Von Russland nach Krefeld: Krankentransport mit Hindernissen

Rentner Ulrich Ruske musste im Ausland behandelt werden. Seine Tochter holte ihn über Umwege nach Krefeld.

Krefeld. In einer wahren Odyssee ist am vergangenen Wochenende der Rentner Ulrich Ruske von seiner alten Heimat Ostpreußen — heute Russland — nach Krefeld gebracht worden. Der 85-Jährige erlitt in Polessk, eine Autostunde von Kaliningrad, erst einen Herzinfarkt, dann einen Schlaganfall.

Dort lebte Witwer Ruske mit Hund und Katze in einem eigenen Häuschen und kümmerte sich um das von ihm aufgebaute „Kinderhilfswerk Nordostpreußen“. Sein Lebenswerk in einer Heimat, die er mit 17 Jahren verlassen musste.

Ende Februar teilte er seiner Tochter Angelika Bohlmann telefonisch im rund 1500 Kilometer entfernten Krefeld mit, dass es ihm nicht gut gehe: „Das Herz“. Am 2. Februar flogen Tochter und Enkelin Nina über Berlin nach Kaliningrad (früher Königsberg). Eine Mitarbeiterin des Hilfswerkes holte beide vom Flughafen ab und brachte sie nach Polessk. Noch in derselben Nacht wurde der Patient vom dortigen Dorfkrankenhaus in eine Klinik nach Kaliningrad gebracht. „Ich durfte erst nicht in die Intensivstation“, klagt Angelika Bohlmann, die auf die Dolmetscher-Dienste der Mitarbeiterin angewiesen war.
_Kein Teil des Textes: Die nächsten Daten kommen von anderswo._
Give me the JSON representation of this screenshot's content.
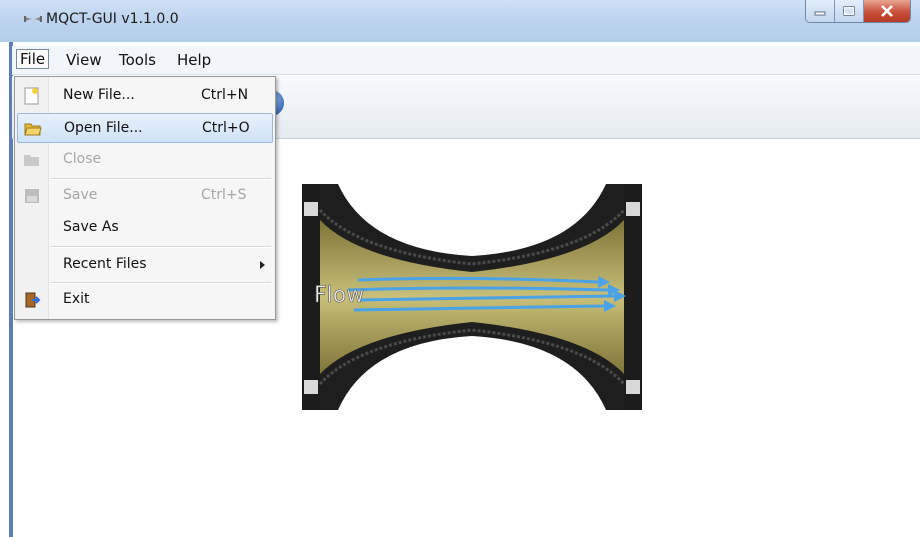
{
  "window": {
    "title": "MQCT-GUI v1.1.0.0",
    "controls": {
      "minimize": "minimize",
      "maximize": "maximize",
      "close": "close"
    }
  },
  "menubar": {
    "items": [
      "File",
      "View",
      "Tools",
      "Help"
    ],
    "open_menu": "File"
  },
  "file_menu": {
    "items": [
      {
        "label": "New File...",
        "shortcut": "Ctrl+N",
        "icon": "new-file-icon",
        "enabled": true
      },
      {
        "label": "Open File...",
        "shortcut": "Ctrl+O",
        "icon": "open-folder-icon",
        "enabled": true,
        "highlighted": true
      },
      {
        "label": "Close",
        "shortcut": "",
        "icon": "folder-icon",
        "enabled": false
      },
      {
        "label": "Save",
        "shortcut": "Ctrl+S",
        "icon": "save-icon",
        "enabled": false
      },
      {
        "label": "Save As",
        "shortcut": "",
        "icon": "",
        "enabled": true
      },
      {
        "label": "Recent Files",
        "shortcut": "",
        "icon": "submenu-arrow-icon",
        "enabled": true,
        "has_submenu": true
      },
      {
        "label": "Exit",
        "shortcut": "",
        "icon": "exit-door-icon",
        "enabled": true
      }
    ]
  },
  "canvas": {
    "diagram_label": "Flow"
  },
  "colors": {
    "titlebar": "#bcd3ee",
    "highlight": "#cfe2f7",
    "pipe_brass": "#a9a05a",
    "pipe_dark": "#1e1e1e",
    "flow_arrows": "#4aa3e6"
  }
}
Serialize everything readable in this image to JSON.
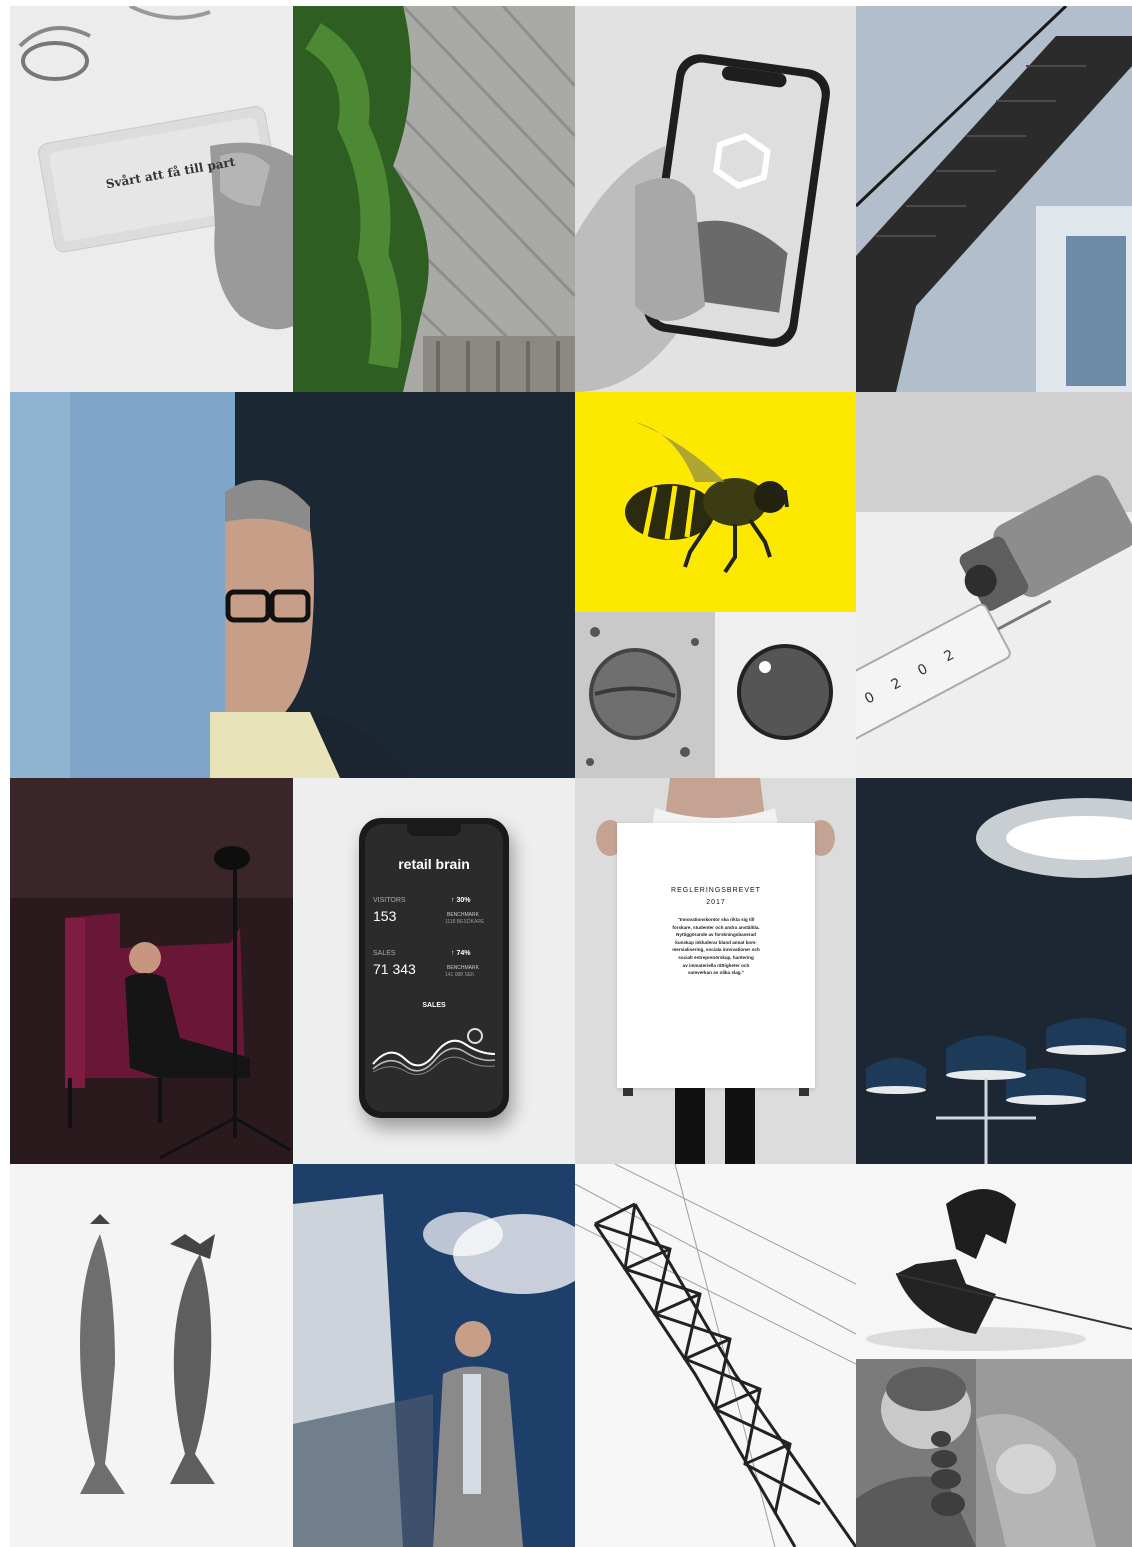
{
  "card": {
    "text": "Svårt att få till part"
  },
  "phone_app": {
    "title": "retail brain",
    "visitors_label": "VISITORS",
    "visitors_value": "153",
    "visitors_change": "↑ 30%",
    "visitors_bench": "BENCHMARK",
    "visitors_bench_sub": "1118 BESÖKARE",
    "sales_label": "SALES",
    "sales_value": "71 343",
    "sales_change": "↑ 74%",
    "sales_bench": "BENCHMARK",
    "sales_bench_sub": "141 088 SEK",
    "chart_title": "SALES"
  },
  "poster": {
    "title": "REGLERINGSBREVET",
    "year": "2017",
    "lines": [
      "\"Innovationskontor ska rikta sig till",
      "forskare, studenter och andra anställda.",
      "Nyttiggörande av forskningsbaserad",
      "kunskap inkluderar bland annat kom-",
      "mersialisering, sociala innovationer och",
      "socialt entreprenörskap, hantering",
      "av immateriella rättigheter och",
      "samverkan av olika slag.\""
    ]
  },
  "colors": {
    "bee_bg": "#fde800",
    "dark_wall": "#1b2733",
    "maroon_chair": "#6a1636",
    "blue_lamp": "#1d3a58"
  }
}
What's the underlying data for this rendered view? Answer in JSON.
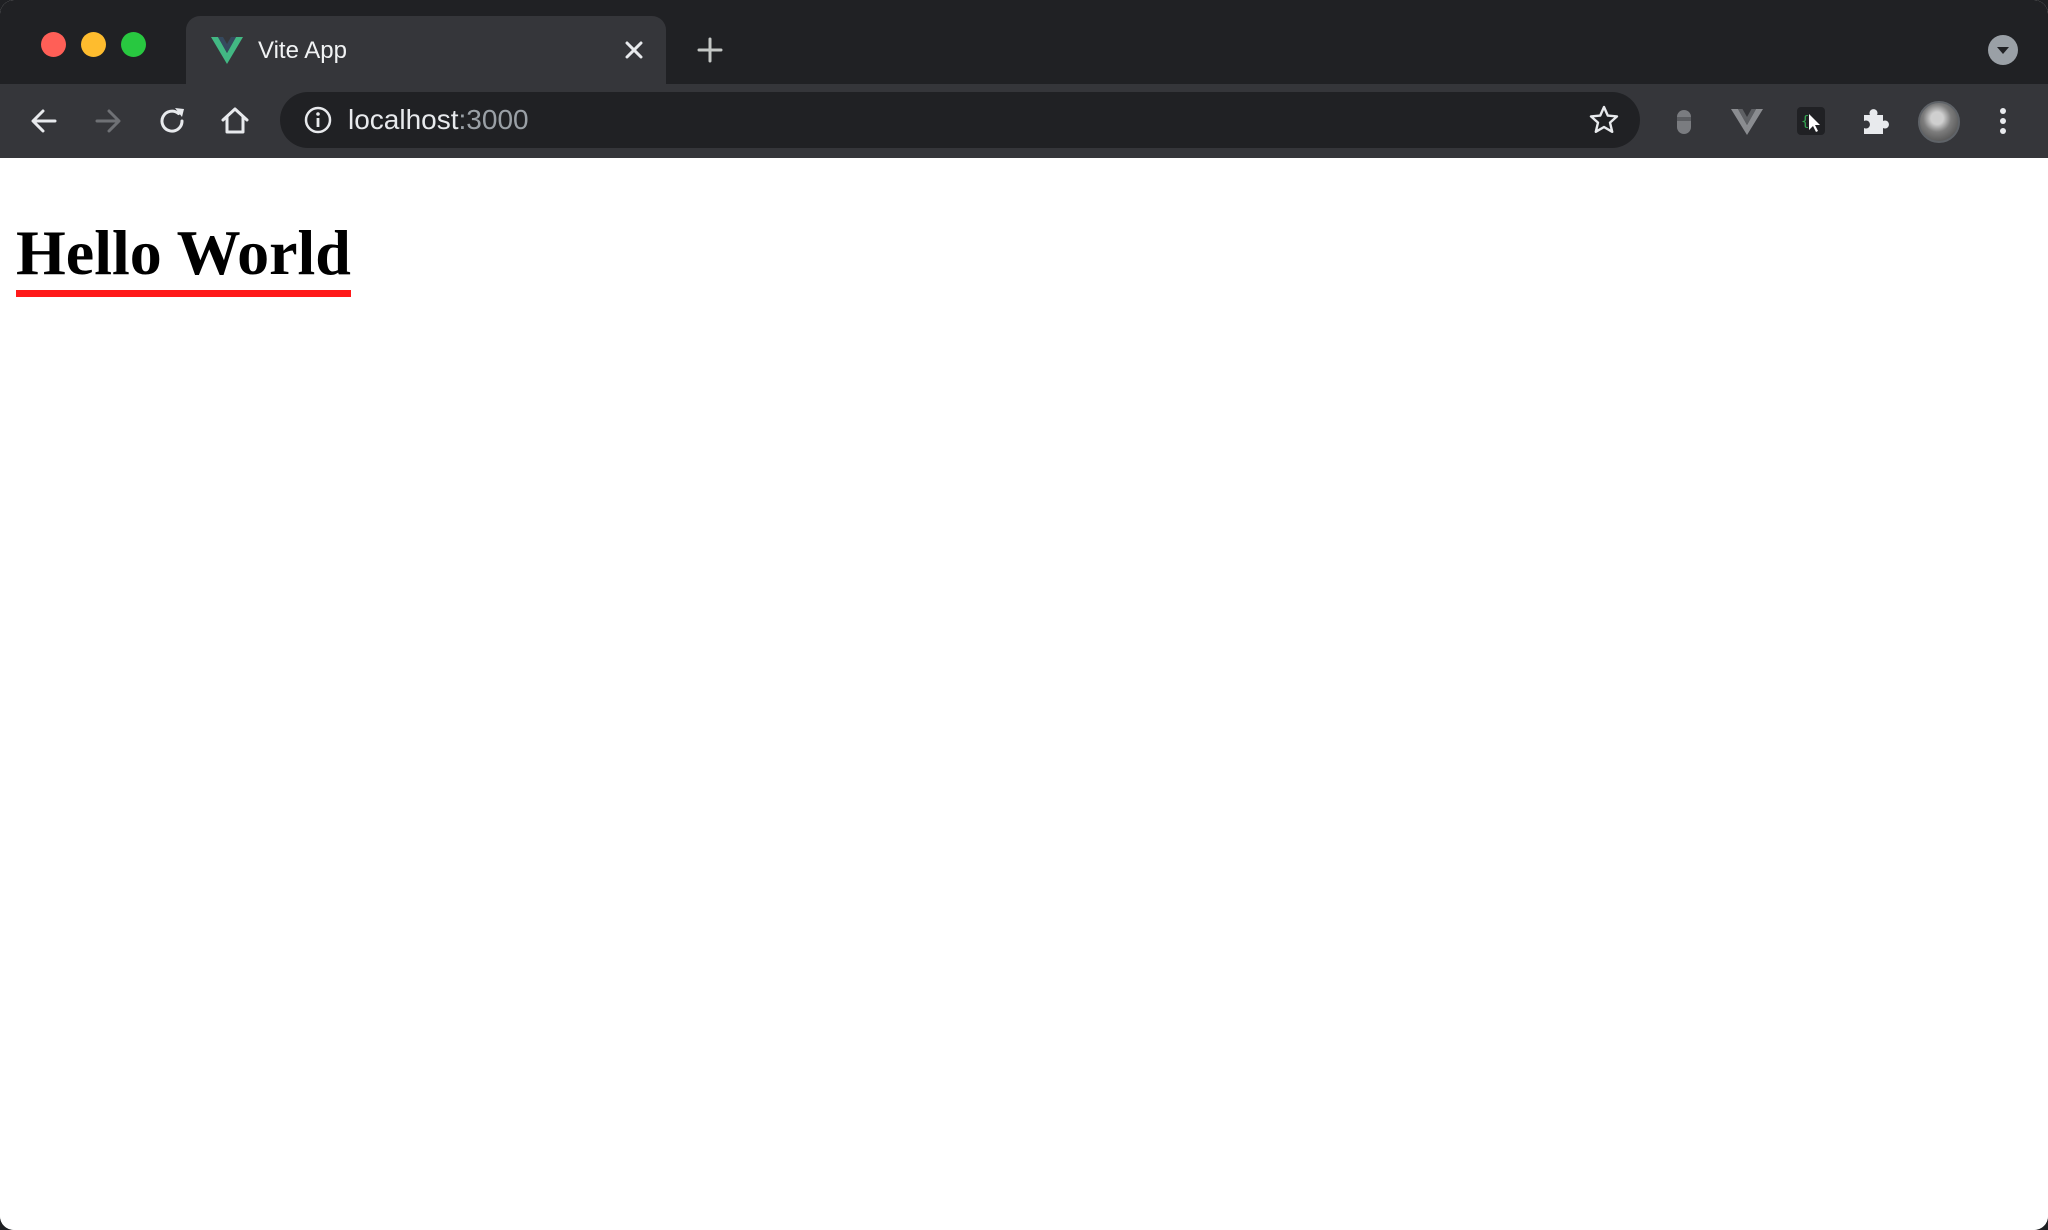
{
  "tab": {
    "title": "Vite App"
  },
  "address_bar": {
    "host": "localhost",
    "port": ":3000"
  },
  "page": {
    "heading": "Hello World"
  },
  "colors": {
    "tab_strip": "#202124",
    "toolbar": "#35363a",
    "heading_underline": "#ff1a1a",
    "vue_green": "#42b883"
  },
  "icons": {
    "window_controls": [
      "close",
      "minimize",
      "zoom"
    ],
    "toolbar": [
      "back-arrow-icon",
      "forward-arrow-icon",
      "reload-icon",
      "home-icon"
    ],
    "extensions": [
      "extension-grey-icon",
      "vue-devtools-icon",
      "cursor-extension-icon",
      "puzzle-icon"
    ]
  }
}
Am nächsten Tag fand sie ihren Vater in einem Sechs-Bett-Zimmer mit blauen Flecken an Hand- und Fußgelenken. Die sollen bei der Fixierung des in Russland und in Deutschland versicherten Patienten entstanden sein. Die Nacht hatte er in einem Keller verbringen müssen. Bald war klar: Der Vater muss zur weiteren Behandlung ins Krefelder Klinikum gebracht werden. Er ist auch in Krefeld gemeldet und hat zwei Pässe: einen russischen und einen deutschen.

Seine deutsche Krankenkasse hat nach Aussage der Tochter den etwa 14 000 Euro teuren Lufttransport des Patienten abgelehnt. Schließlich landeten die Tochter und ihr Mann bei Sibu-Mobil in St. Tönis. Das Krankentransportunternehmen verlangte ein Drittel von dem, was die Patientenverlegung per Flugzeug gekostet hätte — ebenfalls ohne Kassenbeteiligung.

Vergangenen Donnerstag war der Vertrag perfekt, aber im russischen Generalkonsulat in Bonn-Bad Godesberg niemand erreichbar. Auch am Freitag nahm keiner den Hörer ab.

Über die Deutsche Botschaft in Moskau und das Generalkonsulat in Kaliningrad erreichte Sibi-Mobil eine Lösung ohne Visum. Ein russischer Krankenwagen brachte Ulrich Ruske zur russisch-polnischen Grenze. Im Niemandsland zwischen den Ländern wurde er von einer Trage auf die andere geladen — bei sechs Grad minus.

„So was habe ich noch nie erlebt“, sagt Sibu-Mobil-Mitarbeiter Meikel Muschalik. Dass die Patienten-Übergabe exakt 1227 Kilometer vom Firmensitz entfernt nach nur einer Stunde Wartezeit reibungslos klappt, führt Muschalik auf eine Mitarbeiterin des Deutschen Konsulats in Kaliningrad zurück. „Sie hat mit dem Diplomaten-Fahrzeug den Transport auf russischem Gebiet begleitet, anderthalb Stunden pro Strecke.“ Ulrich Ruske hätte bei der Übergabe einen stabilen Eindruck gemacht. Meikel Muschalik: „Er war heilfroh, aus Russland heraus zu sein.“

Tochter Angelika ist glücklich, dass es dem Vater besser geht. „Er wird im Helios-Klinikum super betreut.“ Dass er wieder sprechen kann und dass die Lähmungserscheinungen im Arm nachgelassen haben, dürfte aber auch an der Behandlung in Russland liegen. Für Tochter und Schwiegersohn allerdings ist klar: „Vater kann nicht mehr allein zurück.“ Das Häuschen in Polessk wird derzeit noch von ihrem Bruder bewacht — es wird wohl verkauft werden müssen.